İnsanın moral dünyası da, düşünce evreni de, hayal âlemi de insansız ve söyleşisiz olamaz. Sevgiler, sevinçler, hüzünler, kaygılar insan ruhunda paylaşılmayı bekler her biri. Sezgiler, fikirler, bilgiler de öyle. Bütün bunlar dışınızdaki insanlarla anlam kazanır. İnsanı insana ulaştıran da dil ve söyleşidir.

Söyleşmek, paylaşmaktır bütün bunları. Bununla bütünleşir, bununla çoğalır insan. Bu yüzden severim söyleşiyi! Açık, yalın, öze dönük; hele ki; akılla bilgiyle, sanat ve felsefeyle bezenmiş olanlarını, tıpkı; kadim Yunan’daki “Saudade Söyleşileri” gibi.

Saudade Söyleşileri, ilk haliyle Eski Mısır rahipleri arasında başlamıştır. Ancak bu söyleşiler halktan uzak, sadece Rahiplerin tekelindedir. Yıldızların altında yıldızları gözlemek anlamına gelen ‘saudade’ Eski Mısırdaki ilk insan yerleşimlerine kadar gider. İlk yerleşmeyle beraber toplumda kurumsallaşmalar yeni yeni başlamıştır. Seller ve su taşkınları tarım için çok önemlidir. Akıllı krallardan biri yerdeki hareketlerle gökyüzündeki hareketlerin birbiriyle ilintili olduğunu sezinler. Adamlarından birkaçını bu işi gözlemek için görevlendirir. Bunların yiyecek ve içecekleri ayaklarına taşınır. Bunlar ilk rahiplerdir. Gece ve gündüz gözlerini kırpmadan gökyüzü ve yeryüzünü izlerler. Sonrasında bir takım bilgiler edinirler. Edindikleri bu bilgileri bir esrara bürüyerek (ay tutulması, güneş tutulması, sellerin başlaması, vahşi hayvanların ortaya çıkması v.b) gaipten haberler vermeye başlarlar. Rahipler, halk üzerindeki sultalarını ve iktidarlarını sürdürmek için bu bilgi ve düşünceleri halktan gizlemişler, kendilerine bir kutsiyet atfedilmesinde kullanmışlardır. Sonrasında, Uzun Mısır gecelerinde yıldızların altında gün ağarıncaya kadar süren ve belli ritüelleri olan sihirli bu söyleşiler ‘Saudade’ olarak adlandırılmıştır.

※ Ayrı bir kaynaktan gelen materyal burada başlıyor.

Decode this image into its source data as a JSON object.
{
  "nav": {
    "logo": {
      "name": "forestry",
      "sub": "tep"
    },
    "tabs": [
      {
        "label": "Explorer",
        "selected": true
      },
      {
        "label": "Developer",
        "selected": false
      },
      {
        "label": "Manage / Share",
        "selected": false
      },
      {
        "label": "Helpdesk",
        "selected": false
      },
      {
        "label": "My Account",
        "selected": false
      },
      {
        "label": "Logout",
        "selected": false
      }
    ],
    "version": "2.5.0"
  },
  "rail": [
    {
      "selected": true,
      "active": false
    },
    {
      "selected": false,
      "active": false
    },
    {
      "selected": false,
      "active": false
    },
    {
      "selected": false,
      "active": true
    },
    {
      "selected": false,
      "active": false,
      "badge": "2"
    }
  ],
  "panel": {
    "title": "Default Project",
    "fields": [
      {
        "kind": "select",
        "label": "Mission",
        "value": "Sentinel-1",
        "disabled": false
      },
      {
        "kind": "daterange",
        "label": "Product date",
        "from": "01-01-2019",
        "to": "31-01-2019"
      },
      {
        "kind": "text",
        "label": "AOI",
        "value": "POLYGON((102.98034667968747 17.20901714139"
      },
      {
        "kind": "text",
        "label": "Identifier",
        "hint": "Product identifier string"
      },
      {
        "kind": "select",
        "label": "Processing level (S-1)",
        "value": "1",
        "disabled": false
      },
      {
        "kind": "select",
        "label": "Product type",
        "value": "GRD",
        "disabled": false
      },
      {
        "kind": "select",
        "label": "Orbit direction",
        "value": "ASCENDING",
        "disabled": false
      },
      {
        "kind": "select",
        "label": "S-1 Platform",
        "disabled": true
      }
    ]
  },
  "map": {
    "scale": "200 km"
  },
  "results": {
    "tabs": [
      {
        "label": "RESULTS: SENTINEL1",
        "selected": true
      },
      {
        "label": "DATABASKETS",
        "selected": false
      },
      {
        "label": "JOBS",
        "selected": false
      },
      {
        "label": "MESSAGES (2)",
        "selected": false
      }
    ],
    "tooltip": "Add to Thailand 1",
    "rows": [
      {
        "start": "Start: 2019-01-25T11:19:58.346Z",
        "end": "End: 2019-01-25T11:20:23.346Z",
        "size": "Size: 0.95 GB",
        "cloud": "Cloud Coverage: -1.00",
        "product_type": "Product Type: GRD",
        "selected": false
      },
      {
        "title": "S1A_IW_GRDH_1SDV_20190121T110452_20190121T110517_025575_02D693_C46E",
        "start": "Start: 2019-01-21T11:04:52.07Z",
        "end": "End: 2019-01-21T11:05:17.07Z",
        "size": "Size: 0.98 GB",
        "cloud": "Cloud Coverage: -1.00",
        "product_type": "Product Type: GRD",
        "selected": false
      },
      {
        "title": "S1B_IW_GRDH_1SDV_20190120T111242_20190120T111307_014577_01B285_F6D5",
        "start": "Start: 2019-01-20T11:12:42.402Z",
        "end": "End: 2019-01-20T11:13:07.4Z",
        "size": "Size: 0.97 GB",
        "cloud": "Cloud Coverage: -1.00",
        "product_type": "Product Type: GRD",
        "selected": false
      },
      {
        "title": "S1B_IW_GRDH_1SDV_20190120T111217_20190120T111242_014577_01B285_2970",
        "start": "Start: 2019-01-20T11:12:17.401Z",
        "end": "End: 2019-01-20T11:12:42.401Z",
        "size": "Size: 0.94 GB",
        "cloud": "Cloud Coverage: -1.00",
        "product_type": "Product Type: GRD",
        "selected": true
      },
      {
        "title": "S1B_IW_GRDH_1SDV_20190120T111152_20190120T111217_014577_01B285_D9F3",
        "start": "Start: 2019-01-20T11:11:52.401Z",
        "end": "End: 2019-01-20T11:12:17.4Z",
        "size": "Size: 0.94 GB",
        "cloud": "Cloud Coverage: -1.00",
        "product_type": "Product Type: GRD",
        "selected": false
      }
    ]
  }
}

Eski Yunan’da ise çok daha sonraları bu söyleşiler halkın arasında, insanlarla birlikte yapılır olmuştur. Uzun yaz gecelerinde yıldızların altında gün ağarıncaya kadar sürdürülen bu söyleşilerde; insanlar sahip oldukları her bilgiyi, her düşünceyi birbirlerine aktarıyor, sevinç ve hüzünleri paylaşıyorlardı. Şiirler ve şarkılar bu söyleşilerin süsü oluyordu.

Esasen, aynı dili konuşan yunanlılar köklü bir bilince sahipti. Köyden köye, şehirden şehre benzer bir ritm içinde, daha çok da açık havada yaşarlardı. Pek çok yerleşim yeri tepe yamaçlarına kurulmuştu.  Bunlara bir de tanrıların evi sayılan akropol egemendi. Agora ise sitenin meydanıydı, kamusal yaşam orada yoğunlaşırdı. Bayramlar ve resmi eğlenceler burada yapılır ve yararlarından herkes payını alırdı. Bu şenlikler genelde ayin alayları, korolar, danslar, şiirler, söyleşiler ve yarışmalar içerirdi. Tiyatro gösterileri ise eski ‘saudade’ günlerini özgüler ve Dionysos’u kutsardı. Büyük tapınaklar oyunlar, şiirler, şarkılar ve söyleşiler için geniş kalabalıklar toplardı.

Diğer yandan, Eski yunanda yaşam dinamik ve hareketlidir. İletişim açık, bilgiye dayalı ve paylaşımcıdır. Eğitim ise yaşamla iç içedir. Platon şöyle söyler: “İyi eğitim almış olan bir kimse iyi biçimde şarkı söylemek ve dans etmek yeteneği de edinmelidir.”

Bu yüzden Eski Yunan’da sanat, bilim, felsefe, doğa ve insan bilimlerindeki büyük ve coşkulu gelişmeler yaşanmıştır. Nitekim Eski Yunan bu haliyle binlerce yıl sonrasında başlayacak olan aydınlanma çağına referans olabilmiştir. İnsanlık bu gün geldiği aşamada; “yıldızlarla ve gökyüzüyle söyleşmek” anlamına gelen, “Saudade “ ye çok şey borçludur.      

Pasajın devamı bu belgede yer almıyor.